HC Deb 01 July 1980 vol 987 cc1285-7
6. Mr. Kilroy-Silk

asked the Secretary of State for Social Services if he will make a statement on the action he is taking to ensure that National Health Service hospitals provide hospital care and treatment for mentally disordered offenders.

Mr. Patrick Jerkin

The NHS already accepts, under the Mental Health Act, a large number of detained patients from courts and prisons each year. There continues to be difficulty with a smaller number where a hospital place cannot be found or where the power to detain the person under the Act is in doubt. I and my Department will continue to tackle this by discussion with the NHS at all levels, close consultation with the Home Office and professional bodies and with the relevant trade unions and through research into the problem.

Mr. Kilroy-Silk

Does not the Secretary of State accept that there would, quite rightly, be a major public outcry if hospitals were to refuse to accept and treat accident victims or kidney patients? Is it not both disgraceful and indefensible that the National Health Service should refuse to admit, treat and care for mentally disordered persons who, as a consequence, are in prison? There are 446 of them to date and that is not an insignificant or minimal number. When will the Secretary of State assert his responsibility for the National Health Service and insist that the service—doctors, nurses and ancillary staff—lives up to its proper obligations to mentally disordered and mentally ill persons?

Mr. Jenkin

The hon. Gentleman has made a considerable reputation for himself for campaigning on this issue and he deserves, I think, the thanks of the whole House. We need to get the figures into perspective. In all, the National Health Service has, at any time, about 2,500 detained patients who have come from prisons and the courts. The service accepts almost 1,000 such patients a year and in 1978 the special hospitals admitted 187 of them. The main concern of my Department and the Home Office is with about 150 sentenced prisoners suffering from mental illness, within the terms of the Mental Health Act. The numbers, therefore, are not large.

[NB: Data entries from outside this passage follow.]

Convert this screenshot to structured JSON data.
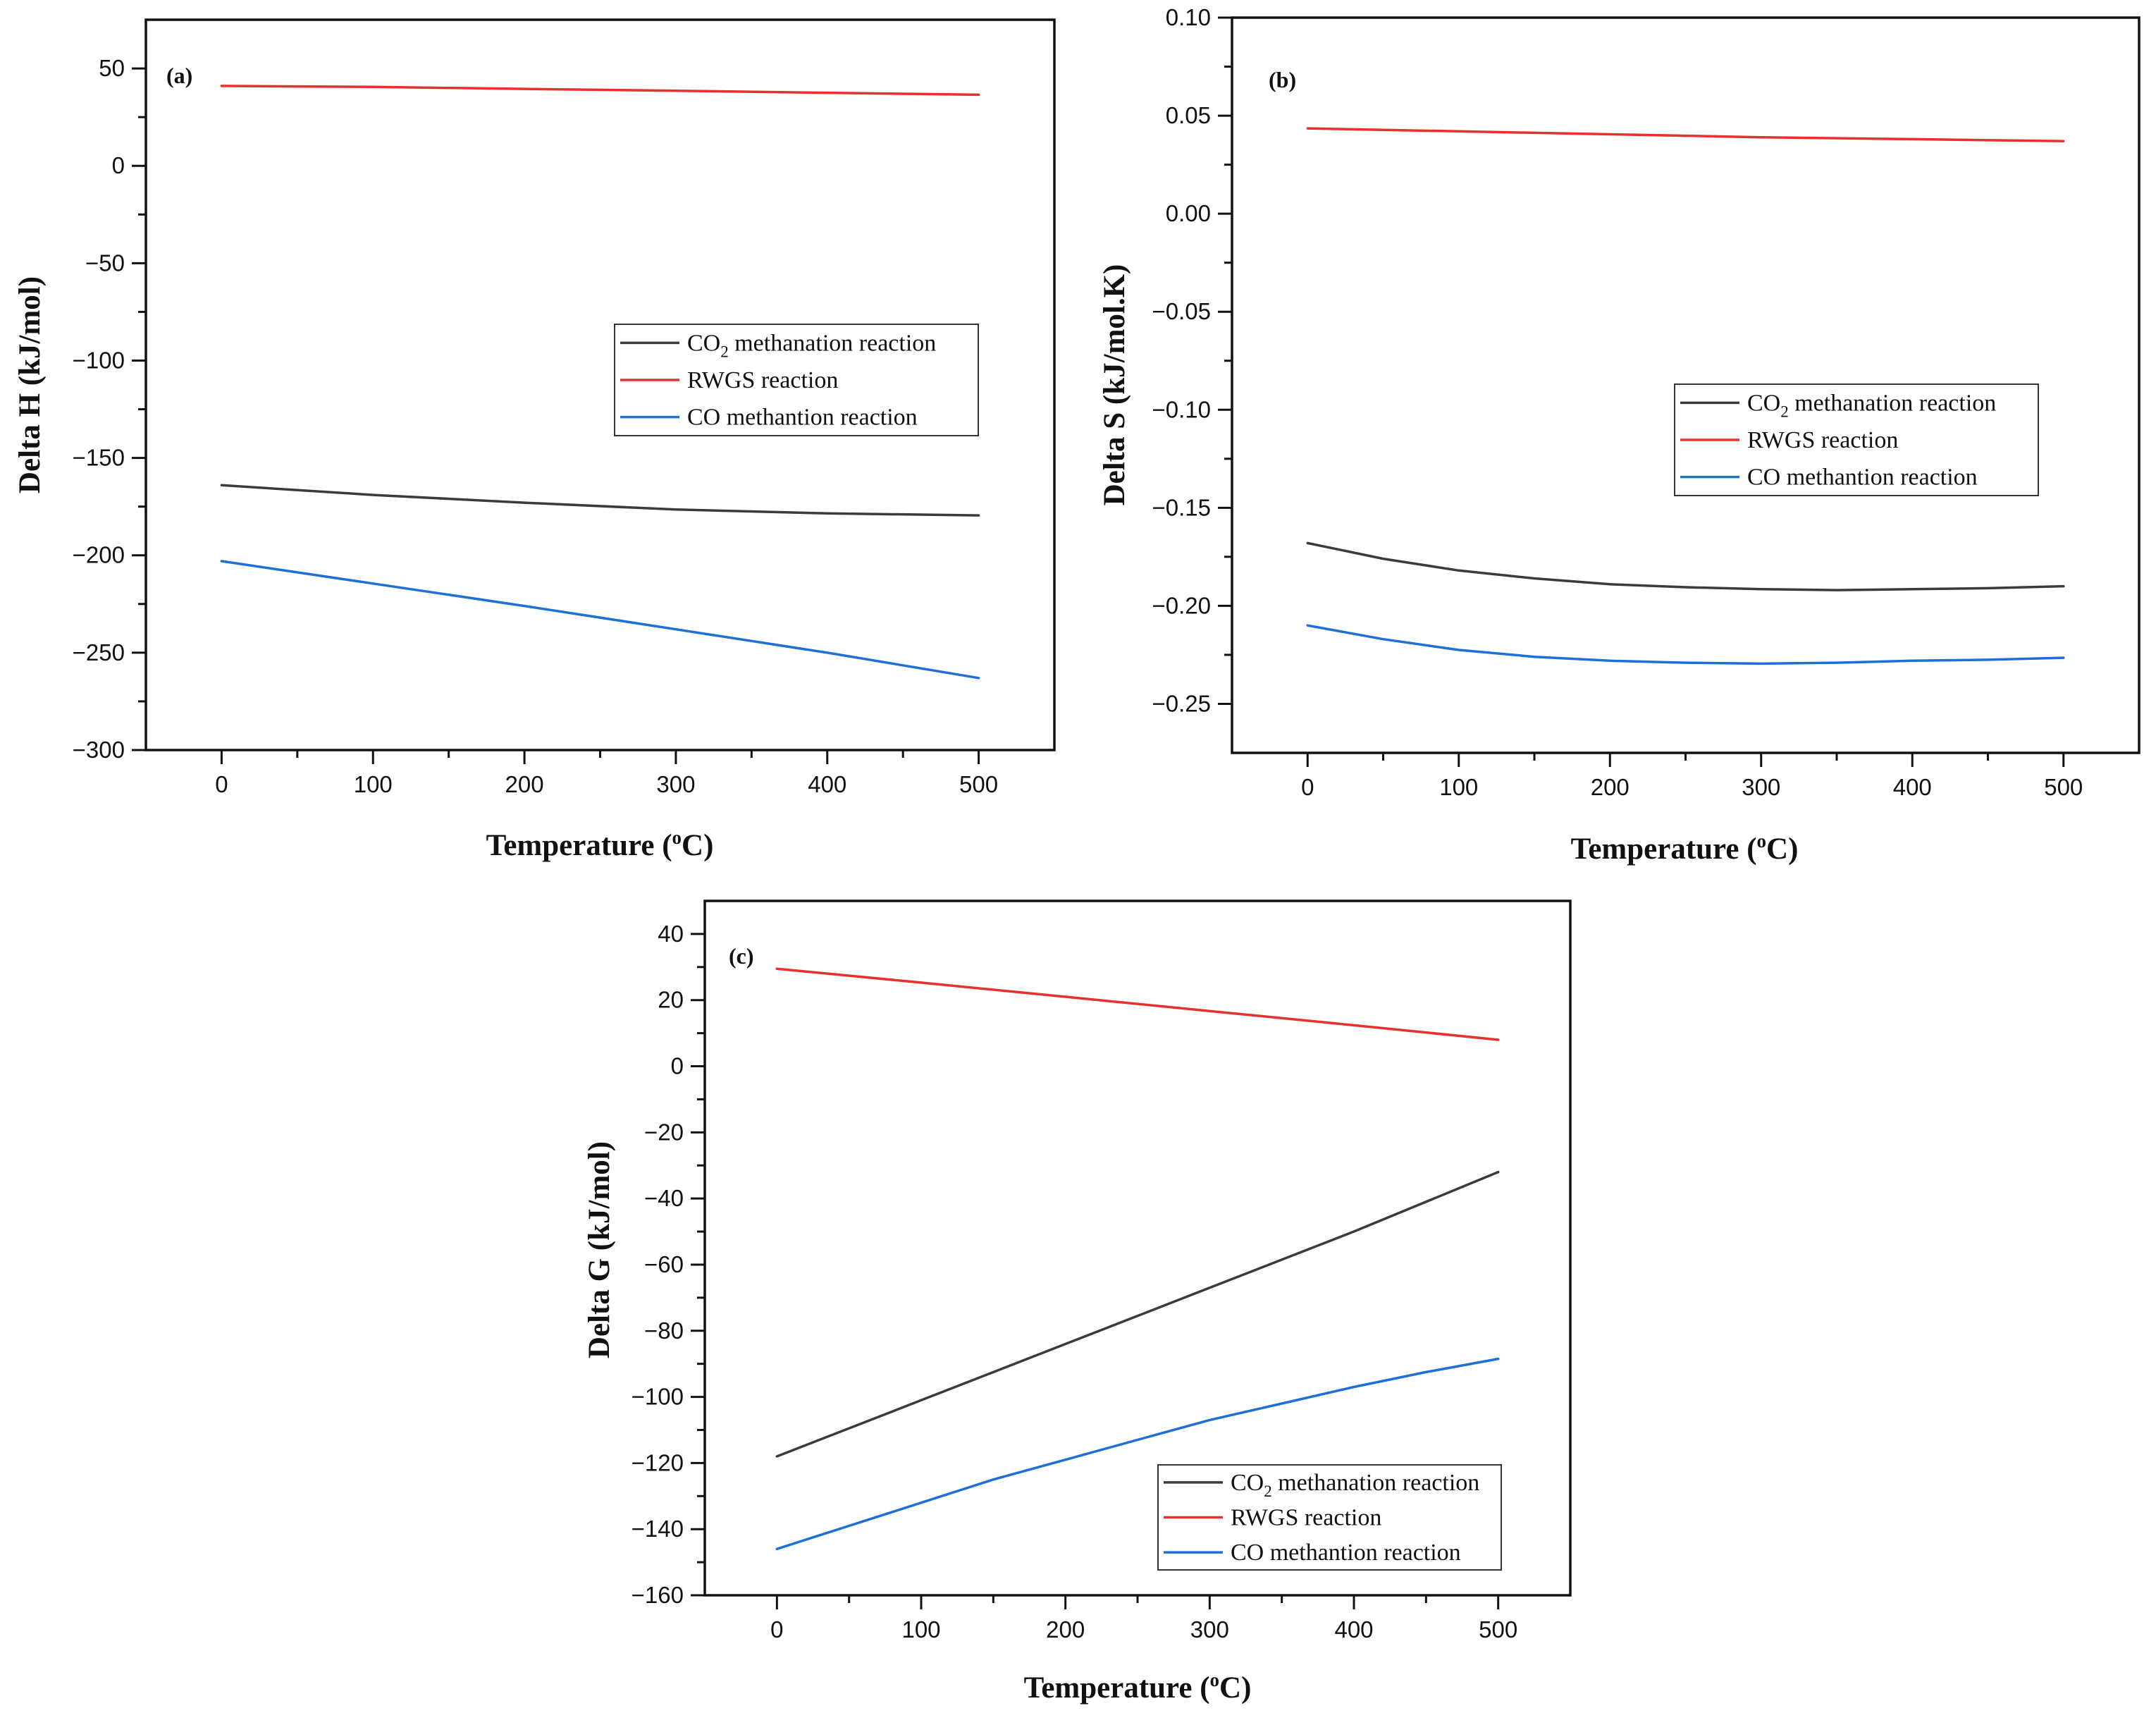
{
  "figure": {
    "series_colors": {
      "co2_methanation": "#3b3b3b",
      "rwgs": "#e8302c",
      "co_methanation": "#1f6fd9"
    }
  },
  "chart_data": [
    {
      "id": "a",
      "type": "line",
      "panel_label": "(a)",
      "xlabel_prefix": "Temperature (",
      "xlabel_sup": "o",
      "xlabel_suffix": "C)",
      "ylabel": "Delta H (kJ/mol)",
      "xlim": [
        -50,
        550
      ],
      "ylim": [
        -300,
        75
      ],
      "xticks": [
        0,
        100,
        200,
        300,
        400,
        500
      ],
      "yticks": [
        50,
        0,
        -50,
        -100,
        -150,
        -200,
        -250,
        -300
      ],
      "ytick_labels": [
        "50",
        "0",
        "−50",
        "−100",
        "−150",
        "−200",
        "−250",
        "−300"
      ],
      "legend_position": "center-right",
      "legend": [
        {
          "key": "co2_methanation",
          "pre": "CO",
          "sub": "2",
          "post": " methanation reaction"
        },
        {
          "key": "rwgs",
          "pre": "RWGS reaction",
          "sub": "",
          "post": ""
        },
        {
          "key": "co_methanation",
          "pre": "CO methantion reaction",
          "sub": "",
          "post": ""
        }
      ],
      "series": [
        {
          "key": "co2_methanation",
          "x": [
            0,
            100,
            200,
            300,
            400,
            500
          ],
          "y": [
            -164,
            -169,
            -173,
            -176.5,
            -178.5,
            -179.5
          ]
        },
        {
          "key": "rwgs",
          "x": [
            0,
            100,
            200,
            300,
            400,
            500
          ],
          "y": [
            41,
            40.5,
            39.5,
            38.5,
            37.5,
            36.5
          ]
        },
        {
          "key": "co_methanation",
          "x": [
            0,
            100,
            200,
            300,
            400,
            500
          ],
          "y": [
            -203,
            -214.5,
            -226,
            -238,
            -250,
            -263
          ]
        }
      ]
    },
    {
      "id": "b",
      "type": "line",
      "panel_label": "(b)",
      "xlabel_prefix": "Temperature (",
      "xlabel_sup": "o",
      "xlabel_suffix": "C)",
      "ylabel": "Delta S (kJ/mol.K)",
      "xlim": [
        -50,
        550
      ],
      "ylim": [
        -0.275,
        0.1
      ],
      "xticks": [
        0,
        100,
        200,
        300,
        400,
        500
      ],
      "yticks": [
        0.1,
        0.05,
        0,
        -0.05,
        -0.1,
        -0.15,
        -0.2,
        -0.25
      ],
      "ytick_labels": [
        "0.10",
        "0.05",
        "0.00",
        "−0.05",
        "−0.10",
        "−0.15",
        "−0.20",
        "−0.25"
      ],
      "legend_position": "center-right",
      "legend": [
        {
          "key": "co2_methanation",
          "pre": "CO",
          "sub": "2",
          "post": " methanation reaction"
        },
        {
          "key": "rwgs",
          "pre": "RWGS reaction",
          "sub": "",
          "post": ""
        },
        {
          "key": "co_methanation",
          "pre": "CO methantion reaction",
          "sub": "",
          "post": ""
        }
      ],
      "series": [
        {
          "key": "co2_methanation",
          "x": [
            0,
            50,
            100,
            150,
            200,
            250,
            300,
            350,
            400,
            450,
            500
          ],
          "y": [
            -0.168,
            -0.176,
            -0.182,
            -0.186,
            -0.189,
            -0.1905,
            -0.1915,
            -0.192,
            -0.1915,
            -0.191,
            -0.19
          ]
        },
        {
          "key": "rwgs",
          "x": [
            0,
            100,
            200,
            300,
            400,
            500
          ],
          "y": [
            0.0435,
            0.042,
            0.0405,
            0.039,
            0.038,
            0.037
          ]
        },
        {
          "key": "co_methanation",
          "x": [
            0,
            50,
            100,
            150,
            200,
            250,
            300,
            350,
            400,
            450,
            500
          ],
          "y": [
            -0.21,
            -0.217,
            -0.2225,
            -0.226,
            -0.228,
            -0.229,
            -0.2295,
            -0.229,
            -0.228,
            -0.2275,
            -0.2265
          ]
        }
      ]
    },
    {
      "id": "c",
      "type": "line",
      "panel_label": "(c)",
      "xlabel_prefix": "Temperature (",
      "xlabel_sup": "o",
      "xlabel_suffix": "C)",
      "ylabel": "Delta G (kJ/mol)",
      "xlim": [
        -50,
        550
      ],
      "ylim": [
        -160,
        50
      ],
      "xticks": [
        0,
        100,
        200,
        300,
        400,
        500
      ],
      "yticks": [
        40,
        20,
        0,
        -20,
        -40,
        -60,
        -80,
        -100,
        -120,
        -140,
        -160
      ],
      "ytick_labels": [
        "40",
        "20",
        "0",
        "−20",
        "−40",
        "−60",
        "−80",
        "−100",
        "−120",
        "−140",
        "−160"
      ],
      "legend_position": "bottom-right",
      "legend": [
        {
          "key": "co2_methanation",
          "pre": "CO",
          "sub": "2",
          "post": " methanation reaction"
        },
        {
          "key": "rwgs",
          "pre": "RWGS reaction",
          "sub": "",
          "post": ""
        },
        {
          "key": "co_methanation",
          "pre": "CO methantion reaction",
          "sub": "",
          "post": ""
        }
      ],
      "series": [
        {
          "key": "co2_methanation",
          "x": [
            0,
            100,
            200,
            300,
            400,
            500
          ],
          "y": [
            -118,
            -101,
            -84,
            -67,
            -50,
            -32
          ]
        },
        {
          "key": "rwgs",
          "x": [
            0,
            100,
            200,
            300,
            400,
            500
          ],
          "y": [
            29.5,
            25.3,
            21,
            16.7,
            12.4,
            8
          ]
        },
        {
          "key": "co_methanation",
          "x": [
            0,
            50,
            100,
            150,
            200,
            250,
            300,
            350,
            400,
            450,
            500
          ],
          "y": [
            -146,
            -139,
            -132,
            -125,
            -119,
            -113,
            -107,
            -102,
            -97,
            -92.5,
            -88.5
          ]
        }
      ]
    }
  ]
}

I fully accept the responsibility of the National Health Service to accept these patients as rapidly as possible. I can tell the hon. Gentleman that I recently had discussions with one of the trade unions involved and one or two hospitals where particular difficulties have arisen. Those discussions showed me some of the misunderstandings which may be creating difficulties in a number of cases. I am now considering the best way of overcoming those misunderstandings and hoping to get more movement in the matter.

Miss Fookes

May I support the point made by the hon. Member for Ormskirk (Mr. Kilroy-Silk)? May I ask my right hon. Friend to insist that in future hospitals do take mentally disordered offenders? It appears that at present they have the right not to do that.

Mr. Jenkin

I am well aware of the point made by my hon. Friend. Whether or not a patient should or should not be admitted to a hospital for treatment is, primarily, a matter of clinical judgment. That is not a matter which it would be right for any Minister to seek to override. But where clinicians have decided that a particular admission and particular treatment is right and appropriate, I am bound to say that I think it is intolerable that others take it upon themselves to deny the patient the treatment and the admission that has been recommended.